Lazio ko in finale di Coppa Italia: cosa manca all’Atalanta per qualificarsi in Conference League
I biancocelesti non si guadagnano il pass per l’Europa League: ci andranno la 5ª e 6ª del campionato. Decisivo il match con il Bologna, unico avversario che può ancora agganciare la Dea: necessario non perdere, ma può bastare anche una sconfitta con un solo gol di scarto
Un punto nelle ultime due partite, oppure una sconfitta di misura con un solo gol nello scontro diretto contro il Bologna. Con la sconfitta in finale di Coppa Italia della Lazio contro l’Inter, l’Atalanta vede vicinissima la prima partecipazione della propria storia alla Conference League, la terza competizione europea, che nella sua storia non ha mai disputato.
Gli scenari e le posizioni sono finalmente definite, tolto l’ultimo punto di domanda: le prime quattro del campionato andranno in Champions League, mentre in Europa League oltre alla 5ª ci andrà anche la 6ª, visto che il “bonus” per la vincente della coppa nazionale non se lo giocherà l’Inter, già campione d’Italia e quindi in Champions. E così il 7° posto diventa quello buono per la Conference.
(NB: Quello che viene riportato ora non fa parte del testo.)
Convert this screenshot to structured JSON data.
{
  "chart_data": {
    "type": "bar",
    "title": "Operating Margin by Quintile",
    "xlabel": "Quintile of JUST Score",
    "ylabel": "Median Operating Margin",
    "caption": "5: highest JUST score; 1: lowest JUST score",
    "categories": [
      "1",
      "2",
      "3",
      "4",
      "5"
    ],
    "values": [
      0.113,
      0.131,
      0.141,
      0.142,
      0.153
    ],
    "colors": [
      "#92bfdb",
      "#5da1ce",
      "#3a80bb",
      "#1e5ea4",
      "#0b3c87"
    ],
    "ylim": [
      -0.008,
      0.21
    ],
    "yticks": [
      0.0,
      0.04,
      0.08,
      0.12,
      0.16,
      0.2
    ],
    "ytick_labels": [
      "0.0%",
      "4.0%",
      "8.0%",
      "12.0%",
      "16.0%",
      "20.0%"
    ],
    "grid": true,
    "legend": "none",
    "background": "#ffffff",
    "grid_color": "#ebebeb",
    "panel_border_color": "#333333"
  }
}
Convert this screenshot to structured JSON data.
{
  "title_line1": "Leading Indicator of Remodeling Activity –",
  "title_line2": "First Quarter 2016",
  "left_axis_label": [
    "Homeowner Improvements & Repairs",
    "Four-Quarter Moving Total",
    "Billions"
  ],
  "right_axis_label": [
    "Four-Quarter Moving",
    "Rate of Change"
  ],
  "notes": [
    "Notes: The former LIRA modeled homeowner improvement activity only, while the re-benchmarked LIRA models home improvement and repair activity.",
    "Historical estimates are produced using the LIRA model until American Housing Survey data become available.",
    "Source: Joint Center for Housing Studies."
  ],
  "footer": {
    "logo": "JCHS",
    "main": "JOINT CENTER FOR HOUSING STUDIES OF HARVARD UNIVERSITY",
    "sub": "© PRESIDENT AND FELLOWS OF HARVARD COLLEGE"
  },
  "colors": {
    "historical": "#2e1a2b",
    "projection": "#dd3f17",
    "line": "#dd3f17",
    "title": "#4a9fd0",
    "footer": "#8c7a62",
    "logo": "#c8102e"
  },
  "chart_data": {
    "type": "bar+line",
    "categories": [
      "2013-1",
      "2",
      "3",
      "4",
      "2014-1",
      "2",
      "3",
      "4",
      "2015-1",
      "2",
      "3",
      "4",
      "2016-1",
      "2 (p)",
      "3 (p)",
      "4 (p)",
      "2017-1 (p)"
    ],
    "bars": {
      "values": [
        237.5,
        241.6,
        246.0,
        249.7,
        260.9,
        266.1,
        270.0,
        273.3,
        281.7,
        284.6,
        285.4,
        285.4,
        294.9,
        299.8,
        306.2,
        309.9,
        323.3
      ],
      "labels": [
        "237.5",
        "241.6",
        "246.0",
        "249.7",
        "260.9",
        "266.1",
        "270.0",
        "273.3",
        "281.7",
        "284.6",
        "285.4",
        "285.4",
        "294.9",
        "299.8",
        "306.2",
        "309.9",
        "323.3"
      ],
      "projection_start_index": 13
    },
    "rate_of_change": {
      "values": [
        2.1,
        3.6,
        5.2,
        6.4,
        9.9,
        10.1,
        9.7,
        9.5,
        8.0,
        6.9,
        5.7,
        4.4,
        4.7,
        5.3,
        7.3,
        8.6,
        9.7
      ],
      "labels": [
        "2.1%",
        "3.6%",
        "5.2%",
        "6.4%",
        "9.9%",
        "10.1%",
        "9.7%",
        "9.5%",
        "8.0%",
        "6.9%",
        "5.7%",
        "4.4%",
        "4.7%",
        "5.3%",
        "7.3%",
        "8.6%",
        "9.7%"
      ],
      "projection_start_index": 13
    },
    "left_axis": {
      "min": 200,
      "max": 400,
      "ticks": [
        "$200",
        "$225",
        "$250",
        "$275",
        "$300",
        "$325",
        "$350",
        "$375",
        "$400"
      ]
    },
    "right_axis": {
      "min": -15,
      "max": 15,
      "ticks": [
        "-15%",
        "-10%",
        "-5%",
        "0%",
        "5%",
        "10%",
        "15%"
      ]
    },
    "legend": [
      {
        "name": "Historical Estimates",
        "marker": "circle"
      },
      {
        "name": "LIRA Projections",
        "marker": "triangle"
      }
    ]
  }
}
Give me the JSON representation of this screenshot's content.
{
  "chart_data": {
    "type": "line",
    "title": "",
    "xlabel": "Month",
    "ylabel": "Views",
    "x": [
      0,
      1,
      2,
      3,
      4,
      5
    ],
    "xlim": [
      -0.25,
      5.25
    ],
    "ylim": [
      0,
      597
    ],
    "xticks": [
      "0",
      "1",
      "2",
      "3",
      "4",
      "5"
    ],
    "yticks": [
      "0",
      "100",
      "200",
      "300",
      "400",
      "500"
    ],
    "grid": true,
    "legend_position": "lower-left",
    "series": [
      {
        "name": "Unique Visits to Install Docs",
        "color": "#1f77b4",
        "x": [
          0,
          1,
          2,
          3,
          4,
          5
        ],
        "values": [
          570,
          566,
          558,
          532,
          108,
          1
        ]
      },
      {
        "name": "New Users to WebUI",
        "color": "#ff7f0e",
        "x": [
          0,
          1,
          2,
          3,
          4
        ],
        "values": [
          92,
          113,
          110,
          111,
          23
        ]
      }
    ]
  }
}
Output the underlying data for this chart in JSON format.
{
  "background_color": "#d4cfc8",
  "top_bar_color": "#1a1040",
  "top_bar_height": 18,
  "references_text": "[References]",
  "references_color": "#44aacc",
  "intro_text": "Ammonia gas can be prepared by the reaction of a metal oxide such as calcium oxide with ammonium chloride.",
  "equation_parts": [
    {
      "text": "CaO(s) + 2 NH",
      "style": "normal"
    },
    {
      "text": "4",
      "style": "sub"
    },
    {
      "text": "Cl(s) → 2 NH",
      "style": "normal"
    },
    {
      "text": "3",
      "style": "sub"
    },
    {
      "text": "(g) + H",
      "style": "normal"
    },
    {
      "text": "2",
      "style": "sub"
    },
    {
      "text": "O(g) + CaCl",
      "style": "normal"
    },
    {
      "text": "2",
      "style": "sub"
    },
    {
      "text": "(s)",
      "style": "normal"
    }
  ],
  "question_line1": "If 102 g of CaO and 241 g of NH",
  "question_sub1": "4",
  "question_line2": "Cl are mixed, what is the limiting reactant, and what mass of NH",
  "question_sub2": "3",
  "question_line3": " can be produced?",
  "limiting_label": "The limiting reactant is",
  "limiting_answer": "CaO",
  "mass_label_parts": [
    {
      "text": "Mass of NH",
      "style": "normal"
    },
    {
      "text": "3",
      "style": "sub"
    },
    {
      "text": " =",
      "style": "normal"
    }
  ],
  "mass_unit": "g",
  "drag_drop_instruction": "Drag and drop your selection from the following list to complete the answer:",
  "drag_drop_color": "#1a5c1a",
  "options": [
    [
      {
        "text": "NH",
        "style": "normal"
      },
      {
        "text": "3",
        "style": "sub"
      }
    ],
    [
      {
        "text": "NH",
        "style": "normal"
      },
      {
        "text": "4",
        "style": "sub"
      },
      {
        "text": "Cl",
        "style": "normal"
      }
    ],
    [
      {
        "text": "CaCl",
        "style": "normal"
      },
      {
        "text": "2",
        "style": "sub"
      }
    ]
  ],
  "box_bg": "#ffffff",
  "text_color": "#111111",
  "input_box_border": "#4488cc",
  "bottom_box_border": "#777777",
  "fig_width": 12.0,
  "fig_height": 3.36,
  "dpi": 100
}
Come detto, per la Dea l’ultimo passo da compiere è davvero breve. Attualmente i punti sono 58: l’unica che può agganciare la stessa quota è il Bologna, che ora di punti ne ha 52 e domenica alle 18 sarà di scena a Bergamo. Equazione semplice: a De Roon e compagni basterà non perdere il match per mantenere le distanze di classifica, altrimenti all’ultima giornata basterà un punto al Franchi in casa di una Fiorentina già salva e che non ha più nulla da chiedere al campionato.
Resta però valida anche un’altra alternativa: il Bologna infatti non può superare, ma solo eguagliare i 58 punti nerazzurri. E in quel caso sarebbero decisivi gli scontri diretti: in virtù dello 0-2 per i nerazzurri maturato a gennaio al Dall’Ara, anche una sconfitta di misura con un solo gol di scarto sarebbe sufficiente, visto che il vantaggio negli scontri diretti resterebbe in mano alla squadra di Palladino.
Insomma, la partita contro i rossoblù sarà tutt’altro che una passerella di fronte al proprio pubblico per l’ultima volta in stagione: in palio c’è la nona qualificazione europea nell’ultimo decennio. Per agguantare una competizione in cui, come detto, l’Atalanta non ha mai giocato e nella quale potrebbe partire ai nastri di partenza come una delle favorite.